Baking
Chocolate Chips Conversion
Chocolate Chips weighs 170g per US cup.
| Amount | Grams | Ounces |
|---|---|---|
| 1 cup | 170.0 g | 6.00 oz |
| 1/2 cup | 85.0 g | 3.00 oz |
| 1/4 cup | 42.5 g | 1.50 oz |
| 1 tbsp | 10.6 g | 0.37 oz |
| 1 tsp | 3.5 g | 0.12 oz |
| 100 g | 100.0 g | 3.53 oz |
Need a different amount? Use the full Ingredient Converter tool.
Chocolate chips weigh 170 grams per cup, and they're a genuinely different product from a bar of baking or eating chocolate despite sharing the same base ingredients — chips are formulated with less cocoa butter and added stabilizers specifically so they hold their shape rather than fully melting and spreading when baked into cookies at typical oven temperatures.
That stabilized structure is exactly why chocolate chips don't melt as smoothly as chopped baking chocolate when deliberately melted for a ganache, ganache-based frosting, or dipping sauce — the same stabilizers that keep a chip's shape intact in a cookie work against a silky, fully fluid melt, which is why recipes that need chocolate to melt completely and smoothly often specify baking chocolate or a bar rather than chips.
Semi-sweet, bittersweet, milk, and white chocolate chips all differ in their cocoa solids and sugar content, and while this site's conversion figure applies reasonably consistently across chip types, their behavior in baking (how much they melt versus hold shape, how sweet the finished product tastes) varies more than the weight-per-cup number alone would suggest.
Standard chocolate chips' cup weight (170g) can vary a bit by brand and chip size, since chip shape (designed to hold its form during baking rather than melt completely flat) affects how densely they pack — mini chocolate chips, being smaller, pack more densely per cup than standard-size chips, a real enough difference that a recipe specifying one size shouldn't be assumed interchangeable with the other by cup measure alone.
Chocolate chips are formulated with a slightly different fat balance than chocolate bars specifically so they hold their shape when baked rather than spreading flat — which is why melting chocolate chips for a smooth ganache or dipping sauce can sometimes turn out grainier than melting a bar meant for that purpose.

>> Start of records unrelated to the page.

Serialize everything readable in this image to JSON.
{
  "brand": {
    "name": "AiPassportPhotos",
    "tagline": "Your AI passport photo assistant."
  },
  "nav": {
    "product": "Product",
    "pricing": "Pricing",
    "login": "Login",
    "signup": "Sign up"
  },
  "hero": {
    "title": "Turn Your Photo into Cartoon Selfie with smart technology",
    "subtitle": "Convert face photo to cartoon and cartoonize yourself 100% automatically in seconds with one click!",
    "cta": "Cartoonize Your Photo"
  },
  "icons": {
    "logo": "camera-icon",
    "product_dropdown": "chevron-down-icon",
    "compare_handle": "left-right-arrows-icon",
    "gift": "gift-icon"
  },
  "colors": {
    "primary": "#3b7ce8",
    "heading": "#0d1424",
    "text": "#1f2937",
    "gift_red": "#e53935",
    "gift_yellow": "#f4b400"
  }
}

Frequently asked questions
Why don't chocolate chips melt into a smooth puddle the way a chocolate bar does?
Chip manufacturers deliberately cut back on cocoa butter and work in stabilizers so the chips keep their shape through a normal cookie bake rather than spreading flat — that exact engineering, though, is what fights you if you're trying to melt a bag of chips down into something silky for a ganache.
Can I substitute chopped baking chocolate for chocolate chips in a cookie recipe?

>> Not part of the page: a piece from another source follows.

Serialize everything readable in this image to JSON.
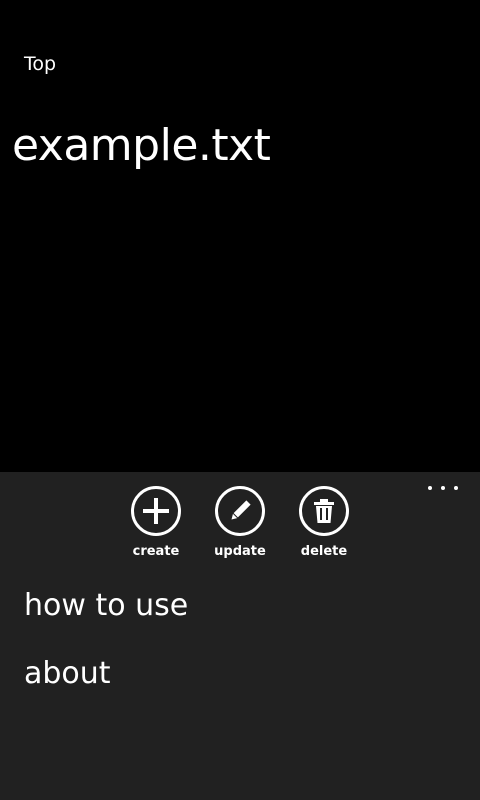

Yes — chopped chocolate will actually melt more and spread further into the dough than chips would, giving a different visual result (streaky, melted pockets rather than distinct chip shapes) but a genuinely good one for many cookie styles.

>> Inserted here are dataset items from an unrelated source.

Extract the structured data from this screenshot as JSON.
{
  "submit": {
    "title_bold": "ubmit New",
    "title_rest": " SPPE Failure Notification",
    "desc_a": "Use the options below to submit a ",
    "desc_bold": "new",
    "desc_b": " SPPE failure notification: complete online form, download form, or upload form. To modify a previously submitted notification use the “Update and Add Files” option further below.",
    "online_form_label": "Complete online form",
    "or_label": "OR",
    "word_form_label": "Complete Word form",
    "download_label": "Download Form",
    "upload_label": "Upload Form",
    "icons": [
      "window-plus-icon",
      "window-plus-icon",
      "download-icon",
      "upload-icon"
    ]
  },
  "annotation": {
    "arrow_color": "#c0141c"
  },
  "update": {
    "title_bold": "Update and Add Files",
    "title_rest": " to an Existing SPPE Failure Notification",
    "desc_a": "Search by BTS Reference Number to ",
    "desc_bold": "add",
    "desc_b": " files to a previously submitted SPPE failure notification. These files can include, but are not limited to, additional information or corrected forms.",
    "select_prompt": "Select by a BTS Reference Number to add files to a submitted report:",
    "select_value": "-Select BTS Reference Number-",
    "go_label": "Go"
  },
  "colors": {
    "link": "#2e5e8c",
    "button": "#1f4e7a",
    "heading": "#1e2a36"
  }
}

Does the weight-per-cup figure differ between semi-sweet, milk, and white chocolate chips?
Close enough to share this site's 170g/cup figure across chip types — the differences between them are in cocoa solids and sugar content, which affect flavor and melting behavior more than they affect overall density.
Why do some chocolate chip recipes specifically call for mini chips instead of standard size?
Mini chips distribute more evenly throughout a batter or dough and can create a more consistent chocolate presence in every bite, especially useful in thinner baked goods like a chocolate chip pancake or a thin cookie where standard chips might clump unevenly.
Are dairy-free or vegan chocolate chips measured the same way?
Close enough for practical purposes — most dairy-free chocolate chips are formulated to a similar density and stabilization approach as standard chips, so this site's conversion figure works as a reasonable estimate for either.